4. Culture and awareness Most fraud risks are not purely technical, they involve behaviour, judgement and opportunity. Staff and volunteers need to understand both expectations and escalation routes. This is as important as any formal control.

5. Monitoring and evolution “Reasonable procedures” are not static. They should be reviewed and adapted as the organisation evolves, particularly where there are changes in funding models, partnerships or delivery structures.

Anonymised case study: strengthening confidence through structure

A medium-sized organisation operating across multiple locations had experienced several low-value but recurring control issues. Examples of these issues were expense irregularities, inconsistent procurement approvals, circumvention of procurement procedures and limited oversight of local operations.

There was no single significant fraud incident that occurred, but the cumulative effect raised concerns at board level. The organisation began to ask itself when the new failure to prevent fraud offence went live: “would our existing framework meet expectations under the new offence?”

A targeted review identified that the issue was not a lack of controls, but a lack of consistency and clarity. Controls differed between teams, risk ownership was unclear, and escalation and reporting were limited.

In response, the organisation:

• carried out a focused fraud risk assessment aligned to its operating model;

• standardised key financial controls across teams;

• updated existing policies to ensure consistency across the organisation;

• communicated updates to processes and policies to all employees;

• introduced clearer reporting on fraud risk to the audit committee; and

• delivered practical training to operational staff.
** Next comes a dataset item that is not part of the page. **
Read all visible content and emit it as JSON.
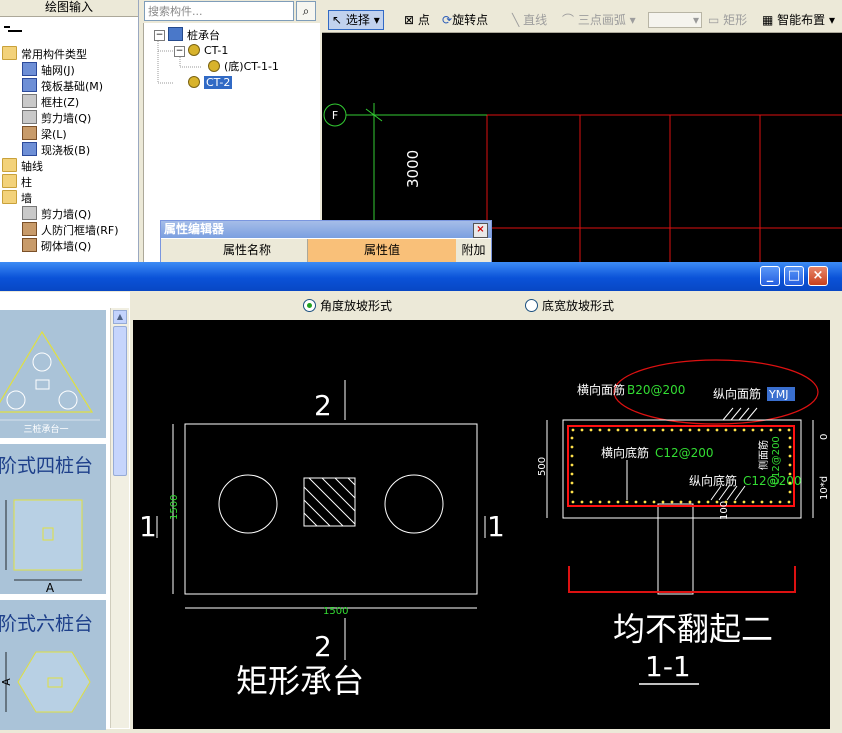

The result was not a dramatic overhaul, but a more consistent, coherent and transparent framework. Board members reported increased confidence in their oversight, and management had greater clarity on fraud risk exposure.

Turning change into opportunity

The failure to prevent fraud offence may feel like an additional regulatory pressure. But it provides a useful lens through which to reassess existing arrangements.

For charity finance leaders and trustees, the key question is not “are we compliant?”, but “do we genuinely understand and manage our fraud risks?”.

Organisations that take the opportunity to answer that question will not only strengthen their compliance position but will also build resilience, improve decision-making, and protect the resources entrusted to them.